Diante de tudo isso, a tarefa essencial é recuperar o país chamado Brasil, com o menor número de mortos. Os lideres de Neverlândia eleitoralmente se desmancham com sua própria incompetência. Fernando Gabeira via O Globo:
A
França cortou os voos com o Brasil, e o primeiro-ministro Jean Castex
provocou risos no Parlamento ao falar do uso da hidroxicloroquina por
aqui.
Isso
que chamam de Brasil soa cada vez mais distante para mim. Guardo um
país no escaninho da memória, mas o lugar onde vivo hoje costumo chamar
de Neverlândia.
É
um lugar realmente estapafúrdio, onde um Bolsonaro presidente troca
ideias ao telefone com um senador Kajuru e ameaça dar porradas num
quadro da oposição.
No
final de tudo, o senador Kajuru está sendo processado por uma
apresentadora de TV que ele ofendeu em entrevista, após a conversa com o
presidente. Tudo na verdade parece um enredo televisivo, filmado com a
luz de padaria e um cenário com cores berrantes.
Em
Neverlândia, o presidente incorpora um personagem do programa “Casseta
& Planeta”, chamado Maçaranduba, obcecado por dar porradas.
Em
Neverlândia , o ministro do Meio Ambiente é acusado pela polícia de se
associar a desmatadores para protegê-los da investigação e processo
criminal. Isso jamais aconteceu no país chamado Brasil, agora envolto em
névoa, pairando sobre meus cansados neurônios.
Em
Neverlândia, políticos ainda hesitam em apurar o que acontece, apesar
de mais de 370 mil mortos, de a maioria da população ter fome e de
alguns doentes amarrados na cama, por falta de sedativos e relaxantes
musculares.
Em Neverlândia, um vereador mata um menino a pancadas, e a mãe marca hora com a manicure.
Aquele
país chamado Brasil nunca foi perfeito. Seus orçamentos eram irreais.

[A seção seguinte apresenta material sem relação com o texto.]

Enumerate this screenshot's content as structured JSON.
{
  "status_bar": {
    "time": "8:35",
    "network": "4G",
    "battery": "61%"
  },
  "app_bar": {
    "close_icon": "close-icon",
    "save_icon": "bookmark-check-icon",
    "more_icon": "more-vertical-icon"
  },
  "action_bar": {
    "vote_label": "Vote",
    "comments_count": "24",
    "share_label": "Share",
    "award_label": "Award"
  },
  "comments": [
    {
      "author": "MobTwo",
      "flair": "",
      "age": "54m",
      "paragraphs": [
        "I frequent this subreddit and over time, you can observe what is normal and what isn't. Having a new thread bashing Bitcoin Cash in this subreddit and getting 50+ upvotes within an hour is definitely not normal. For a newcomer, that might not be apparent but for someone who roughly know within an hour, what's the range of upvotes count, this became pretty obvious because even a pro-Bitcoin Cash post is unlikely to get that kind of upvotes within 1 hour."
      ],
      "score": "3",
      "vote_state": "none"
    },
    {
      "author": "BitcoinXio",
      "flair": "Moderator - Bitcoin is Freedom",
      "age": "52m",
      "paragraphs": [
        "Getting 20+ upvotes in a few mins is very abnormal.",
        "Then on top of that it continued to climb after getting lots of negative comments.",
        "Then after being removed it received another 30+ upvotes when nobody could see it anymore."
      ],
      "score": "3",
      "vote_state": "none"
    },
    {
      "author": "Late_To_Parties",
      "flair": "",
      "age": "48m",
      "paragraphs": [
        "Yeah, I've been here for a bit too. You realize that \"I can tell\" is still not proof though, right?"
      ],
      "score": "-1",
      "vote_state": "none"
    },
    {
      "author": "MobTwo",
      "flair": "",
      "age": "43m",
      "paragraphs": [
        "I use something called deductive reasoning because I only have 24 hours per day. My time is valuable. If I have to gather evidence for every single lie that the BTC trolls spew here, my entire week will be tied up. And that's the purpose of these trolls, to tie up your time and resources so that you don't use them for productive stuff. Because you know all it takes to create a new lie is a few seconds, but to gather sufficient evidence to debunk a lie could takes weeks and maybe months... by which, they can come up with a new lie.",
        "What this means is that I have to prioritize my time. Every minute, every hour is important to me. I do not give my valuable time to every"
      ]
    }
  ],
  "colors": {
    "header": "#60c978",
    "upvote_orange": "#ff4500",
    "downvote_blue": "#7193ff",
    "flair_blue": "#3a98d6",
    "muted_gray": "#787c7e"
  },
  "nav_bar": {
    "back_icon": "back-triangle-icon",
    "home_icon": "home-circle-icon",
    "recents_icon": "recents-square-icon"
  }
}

Mas, depois que se transformou, surgem ideias como mandar o líder da
Neverlândia para o exterior, para que não o punam pelos crimes fiscais.
A
ideia não vingou, não porque era absurda, mas pelo fato de não ter para
onde ir: as portas do mundo estão fechadas. Não há saída para quem vive
na Neverlândia. A única possibilidade real é buscar de novo aquele país
chamado Brasil, que escapou entre os dedos até se tornar isso que está
aí.
Será
um reencontro difícil. Há muitos Maçarandubas por aí, querendo dar
pancadas. Apenas pelos músculos, não são assim tão perigosos. O problema
é o crescimento do número de armas, um dos pontos básicos na transição
para a Neverlândia.
Para
reencontrar o Brasil, é preciso admitir que a Neverlândia sempre esteve
por aqui, como uma espécie de mais um estado, não um espaço físico da
Federação, mas um estado de espírito.
Nunca conseguiremos mandá-lo integralmente para as terras do nunca mais. O que não é possível é deixar que substitua o Brasil.
Éramos
um país feliz, lembram? Havia energia, criatividade no ar. Era o que
sentiam os que nos visitavam nos tempos de Brasil. A felicidade era,
indiretamente, uma atração turística.
A
pandemia revelou o que sabíamos, mas jamais encaramos de frente, que
são nossas desigualdades. Ao explodir num momento de trevas num governo
de obtusos negacionistas, ela provocou uma tempestade perfeita.
A
sobrevivência de países em momentos históricos excepcionais depende da
capacidade de unir forças, conjugar talentos e vontades.
Quando se trata de um inimigo externo e visível com o estrago de suas bombas, o trabalho de unir é mais fácil.
Estamos
diante de um inimigo invisível, o vírus, e de um adversário interno: a
extrema-direita, que sempre existirá, mas jamais nos representará, pois a
soma dos seus erros e iniquidades nos transfigurou em Neverlândia.
Diante
de tudo isso, a tarefa essencial é recuperar o país chamado Brasil, com
o menor número de mortos. Os lideres de Neverlândia eleitoralmente se
desmancham com sua própria incompetência.
Mas
e os mortos? Na Neverlândia morre mais gente do que nasce. Como
estancar a mortandade e chegar vivo a 2022? É uma pergunta que deveria
ofuscar todas as pequenas questões políticas, ciúmes e rancores que
acabam sendo também uma forma de interiorizar a morte.